The base salary is the fixed amount of money that an employee receives each pay period. The bonus is variable pay, or an amount of money that an employee can earn based on their performance. Benefits are non-salary compensation, such as health insurance, retirement plans, and paid time off.
Here are 7 different examples of compensation structures:
Salary-only: The simplest type of compensation structure, salary-only packages pay employees a fixed salary each pay period, without bonuses or benefits.
Salary plus bonus: This structure is more common than salary-only. Employees are paid a fixed salary each pay period, and they can earn a bonus based on their performance.
Salary plus benefits: The most common type of compensation structure, salary plus benefits pay employees a fixed salary each pay period, and they receive a variety of benefits, such as health insurance, retirement plans, and paid time off.
Hourly wage: Most common for jobs that are not salaried, such as retail and food service, hourly wage structures pay employees a set amount of money for each hour they work.
Commission: This structure is common for sales jobs. Employees earn a commission on the amount of sales they make. (Here is some help on the best way to track commissions.)

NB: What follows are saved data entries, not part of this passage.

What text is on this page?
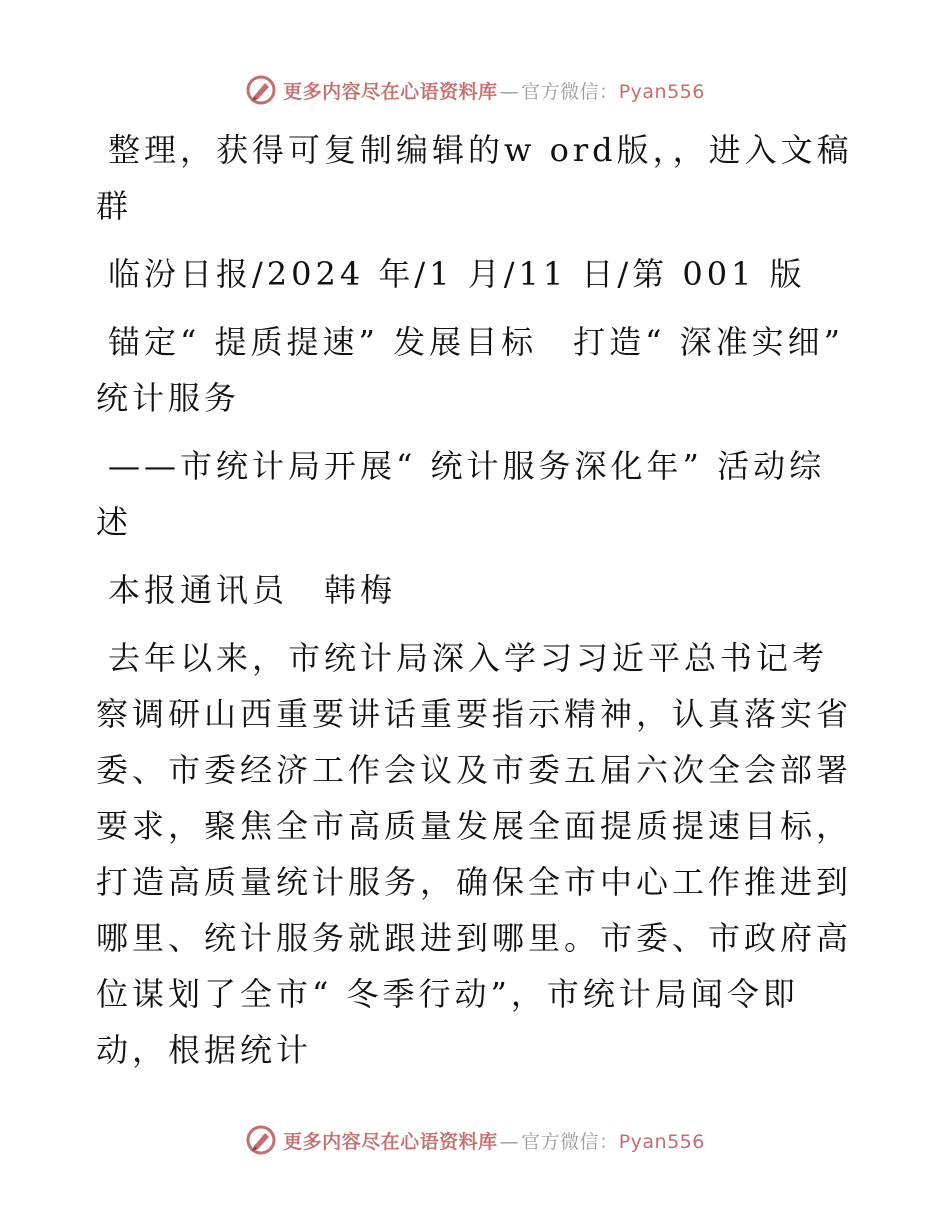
更多内容尽在心语资料库 — 官方微信：Pyan556

整理，获得可复制编辑的w ord版，，进入文稿群

临汾日报/2024 年/1 月/11 日/第 001 版

锚定“ 提质提速” 发展目标　打造“ 深准实细” 统计服务

——市统计局开展“ 统计服务深化年” 活动综述

本报通讯员　韩梅

去年以来，市统计局深入学习习近平总书记考察调研山西重要讲话重要指示精神，认真落实省委、市委经济工作会议及市委五届六次全会部署要求，聚焦全市高质量发展全面提质提速目标，打造高质量统计服务，确保全市中心工作推进到哪里、统计服务就跟进到哪里。市委、市政府高位谋划了全市“ 冬季行动”，市统计局闻令即动，根据统计

更多内容尽在心语资料库 — 官方微信：Pyan556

Piece rate: In a piece rate structure, which is common for jobs that involve producing a certain number of units, such as manufacturing, employees earn a set amount of money for each unit they produce.
Hybrid: This structure combines two or more of the other structures. For example, an employee might be paid a salary plus a bonus, an hourly wage plus commission, or based on a shared commission structure.
The best compensation structure for an organization will depend on a number of factors, such as the type of work the organization does, the size of the organization, and the organization’s budget.